Two young brothers were riding around on their skateboards one day. The two of them ascended a hill on foot -- one too steep to ascend on their boards -- with the specific intent to ride down the hill for fun. As they descended the hill at speed, one brother moved to the side against traffic. His skateboard wheel caught the lip of a manhole cover-collar and stopped abruptly, launching him forward via inertia. His head impacted the pavement and he was killed. Neither brother was wearing a helmet at the time.
The family brought suit against various defendants including the city on a number of theories including premise liability. The gravamen of the theories was negligence and tortiously dangerous condition of public property under California's Government Code section 835.
Defendants moved for summary judgment under the doctrine of assumption of the risk, arguing that skateboarding fell under what is sometimes known as the "sport exemption" -- that is, the boys were involved in a "sport-like activity" and assumed the risks inherent to that sport -- and as such, the defendants owed no duty to protect persons against such specific dangers. In California, this defense has frequently been applied to thrillseeking activities. Their request was granted.

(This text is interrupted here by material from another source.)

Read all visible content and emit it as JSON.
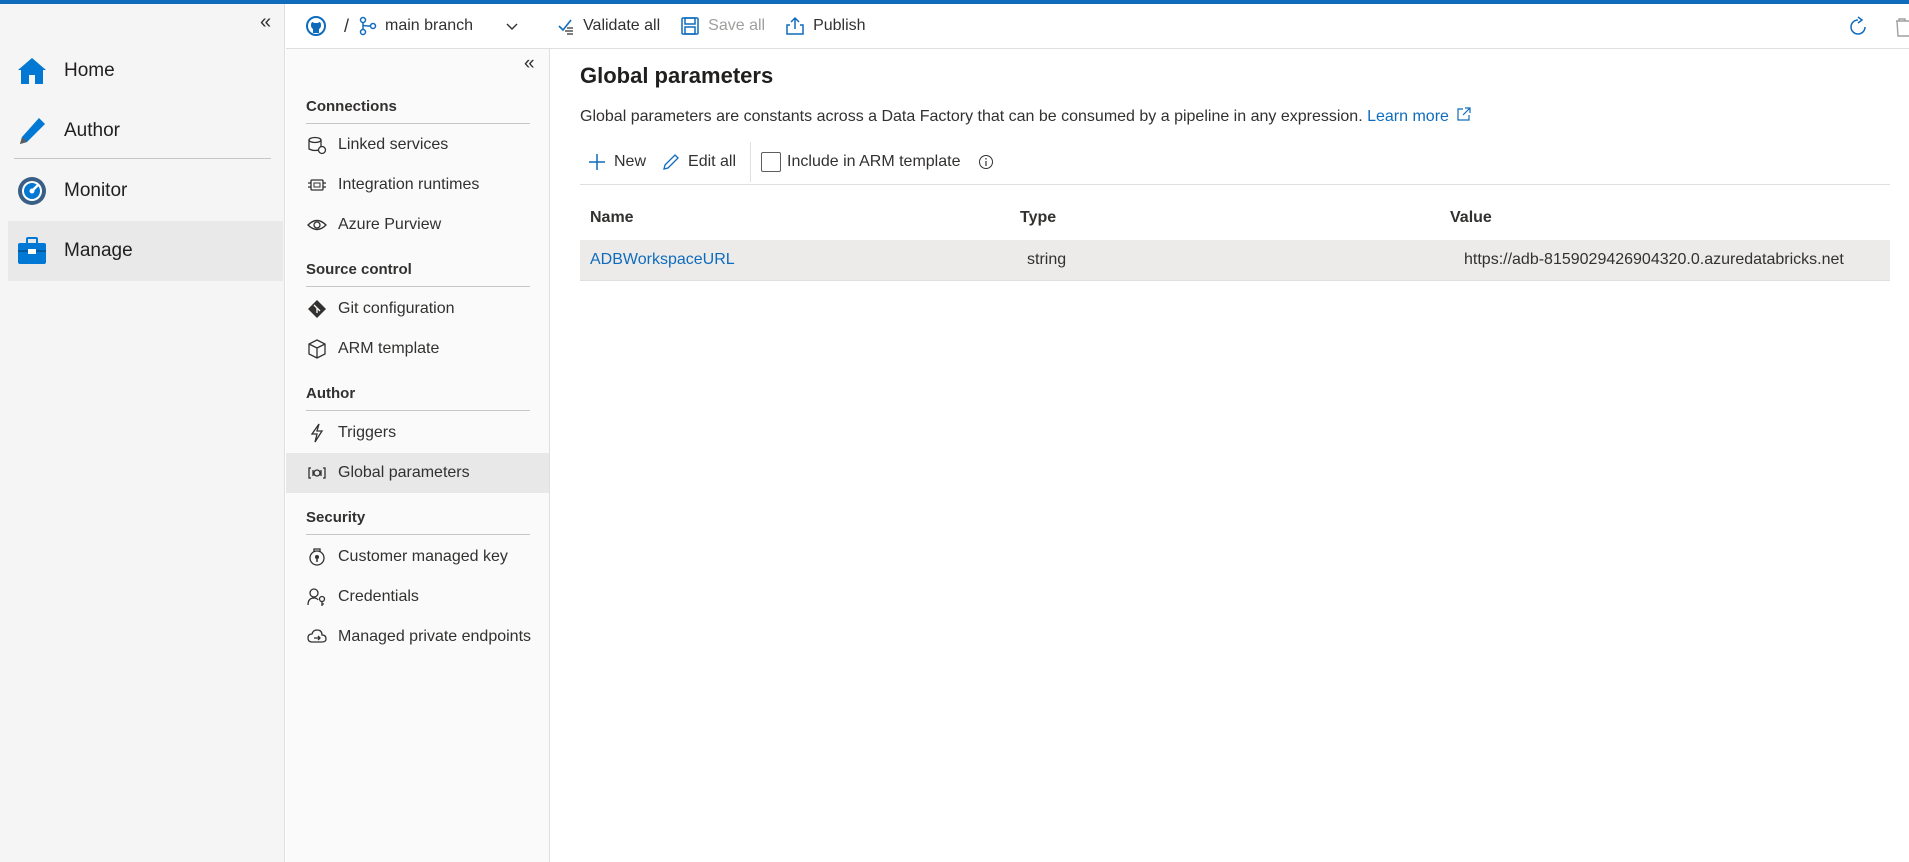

The appellate court agreed with the trial court. A number of factors were material in its analysis.
First, it's useful to note that the court did not address the plaintiff's allegation that the premise was tortiously dangerous because the lower court properly granted summary judgment on the issue of assumption of the risk. This probably turned the tide permanently against plaintiff's case for good.
The entire case was decided on the issue of assumption of the risk. The court applied precedential case law and found that under the facts the only "logical" reason for the boys to have ascended the hill on foot only to ride back down on it again was for the "thrill" and for "sport-like" purposes. Indeed, the whole point of skateboarding counter-culture is the thrill of injury and obstacles. The court argued that everyone knows that falling is an inherent risk of skateboarding and that defendants were not under any duty to take additional steps to reduce risks unless they were already in an "organized relationship" (read a tacit agreement) amongst one another.
The fact that the boys were not wearing helmets and rode against traffic also did not help the survivors' case. California lawyers should be aware that proper preparation of procedure may save their plaintiff's case, or at least preserve critical issues upon appeal. In this case, it appears that premise liability allegations largely fell to the wayside in light of the defendant's motion for summary judgment.